India on Wednesday raised the basic customs duty on flat-rolled steel products to 12.5 per cent from 10 per cent while raising import duties on iron and non-alloy steel ingots, bars, rods, wires of stainless steel, semi-finished products of iron to 10 per cent.
But, steel producers say this is not enough as the move is unlikely to offer any protection to steel companies. The duty hike is marginal and incremental. Also, it will not apply to items from free trade agreement (FTA) countries (that excludes China) from where Indian steel producers are facing the threat of imports. The earlier duty hike was also not applicable to FTA countries.
A weaker yuan makes Chinese steel products even cheaper overseas as Beijing's surprise move to devalue its currency gives the country's exporters leeway to cut prices.
Steel mills in China's top steel producing city, Tangshan, now export semi-finished steel products at around $295 per tonne, less than half the price Indian steel mills charge consumers.

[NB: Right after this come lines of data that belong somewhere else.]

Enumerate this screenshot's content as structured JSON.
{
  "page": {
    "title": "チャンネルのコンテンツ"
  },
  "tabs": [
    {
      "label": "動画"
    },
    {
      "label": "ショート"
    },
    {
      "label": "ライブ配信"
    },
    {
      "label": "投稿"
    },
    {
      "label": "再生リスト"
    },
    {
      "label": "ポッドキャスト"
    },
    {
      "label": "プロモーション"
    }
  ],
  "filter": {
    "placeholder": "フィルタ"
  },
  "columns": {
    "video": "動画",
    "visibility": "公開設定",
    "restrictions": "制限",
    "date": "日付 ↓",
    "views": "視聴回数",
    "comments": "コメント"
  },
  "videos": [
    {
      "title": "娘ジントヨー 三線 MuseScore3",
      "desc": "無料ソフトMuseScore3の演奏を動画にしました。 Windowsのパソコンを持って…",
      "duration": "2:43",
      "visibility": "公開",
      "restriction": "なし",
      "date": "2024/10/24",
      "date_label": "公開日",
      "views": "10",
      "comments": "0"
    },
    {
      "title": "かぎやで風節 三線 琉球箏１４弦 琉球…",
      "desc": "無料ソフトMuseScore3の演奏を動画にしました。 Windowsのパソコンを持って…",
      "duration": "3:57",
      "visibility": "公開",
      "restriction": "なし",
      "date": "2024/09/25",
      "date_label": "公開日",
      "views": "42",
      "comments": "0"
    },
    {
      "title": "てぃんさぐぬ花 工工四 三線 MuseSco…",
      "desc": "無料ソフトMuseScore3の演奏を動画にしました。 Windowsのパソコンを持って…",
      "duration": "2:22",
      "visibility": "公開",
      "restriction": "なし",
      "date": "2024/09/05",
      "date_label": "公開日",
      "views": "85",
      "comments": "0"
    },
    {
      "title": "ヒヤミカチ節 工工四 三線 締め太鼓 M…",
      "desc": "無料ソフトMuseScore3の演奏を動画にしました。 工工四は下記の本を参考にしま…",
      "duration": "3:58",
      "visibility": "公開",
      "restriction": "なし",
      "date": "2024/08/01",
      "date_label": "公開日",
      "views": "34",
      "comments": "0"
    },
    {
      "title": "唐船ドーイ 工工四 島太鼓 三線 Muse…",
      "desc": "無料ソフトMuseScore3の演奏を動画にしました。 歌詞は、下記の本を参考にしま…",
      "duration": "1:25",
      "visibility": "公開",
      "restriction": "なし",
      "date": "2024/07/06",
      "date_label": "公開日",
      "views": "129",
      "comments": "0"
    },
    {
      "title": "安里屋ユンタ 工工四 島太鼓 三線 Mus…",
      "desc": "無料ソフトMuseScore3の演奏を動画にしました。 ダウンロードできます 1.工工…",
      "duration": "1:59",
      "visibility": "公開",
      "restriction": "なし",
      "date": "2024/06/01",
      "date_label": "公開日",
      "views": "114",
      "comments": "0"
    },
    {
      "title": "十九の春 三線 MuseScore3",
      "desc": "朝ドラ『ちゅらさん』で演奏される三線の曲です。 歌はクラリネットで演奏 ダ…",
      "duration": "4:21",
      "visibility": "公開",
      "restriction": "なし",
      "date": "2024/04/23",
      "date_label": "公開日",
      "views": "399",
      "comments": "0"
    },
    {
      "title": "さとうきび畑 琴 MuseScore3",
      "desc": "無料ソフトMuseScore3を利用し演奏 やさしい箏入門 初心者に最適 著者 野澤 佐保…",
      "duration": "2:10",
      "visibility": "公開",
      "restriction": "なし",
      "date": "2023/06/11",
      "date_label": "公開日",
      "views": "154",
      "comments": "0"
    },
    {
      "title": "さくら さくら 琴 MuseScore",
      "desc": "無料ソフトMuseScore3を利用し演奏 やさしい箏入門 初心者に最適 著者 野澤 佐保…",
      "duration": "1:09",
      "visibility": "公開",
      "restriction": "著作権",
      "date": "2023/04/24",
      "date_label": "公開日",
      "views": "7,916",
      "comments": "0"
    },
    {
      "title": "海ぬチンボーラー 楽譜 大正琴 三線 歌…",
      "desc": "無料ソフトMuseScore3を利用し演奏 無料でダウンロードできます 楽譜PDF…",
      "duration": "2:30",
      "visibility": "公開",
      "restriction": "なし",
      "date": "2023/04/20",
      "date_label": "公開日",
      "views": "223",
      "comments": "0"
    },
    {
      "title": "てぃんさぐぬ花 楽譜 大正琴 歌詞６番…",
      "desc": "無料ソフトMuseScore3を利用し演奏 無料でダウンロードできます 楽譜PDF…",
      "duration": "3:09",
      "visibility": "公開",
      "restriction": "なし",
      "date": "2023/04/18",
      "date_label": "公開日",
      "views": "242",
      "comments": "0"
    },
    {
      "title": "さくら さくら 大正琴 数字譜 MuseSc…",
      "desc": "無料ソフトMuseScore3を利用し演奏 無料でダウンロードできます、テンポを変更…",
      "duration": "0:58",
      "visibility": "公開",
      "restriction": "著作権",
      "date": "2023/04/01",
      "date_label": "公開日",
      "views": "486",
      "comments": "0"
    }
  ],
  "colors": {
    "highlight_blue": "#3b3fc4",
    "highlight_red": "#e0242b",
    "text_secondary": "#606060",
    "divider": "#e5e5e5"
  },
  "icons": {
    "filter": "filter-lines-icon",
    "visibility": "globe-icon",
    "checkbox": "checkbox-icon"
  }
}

Against this, the price of hot rolled coil (HRC), the benchmark steel product, is anywhere around Rs39,500 a tonne (over $600/tonne). Steel prices in India are expected to go up further on the back of rising input costs, including iron ore, coal, electricity etc
India's steel imports jumped 72 per cent in the fiscal year to end-March to 9.3 million tonnes, with China accounting for about a third of the total.
During the first quarter of the current fiscal (April-June 2015-16) India's steel imports from China rose 49 per cent from a year ago to 723,000 tonnes, according to government data.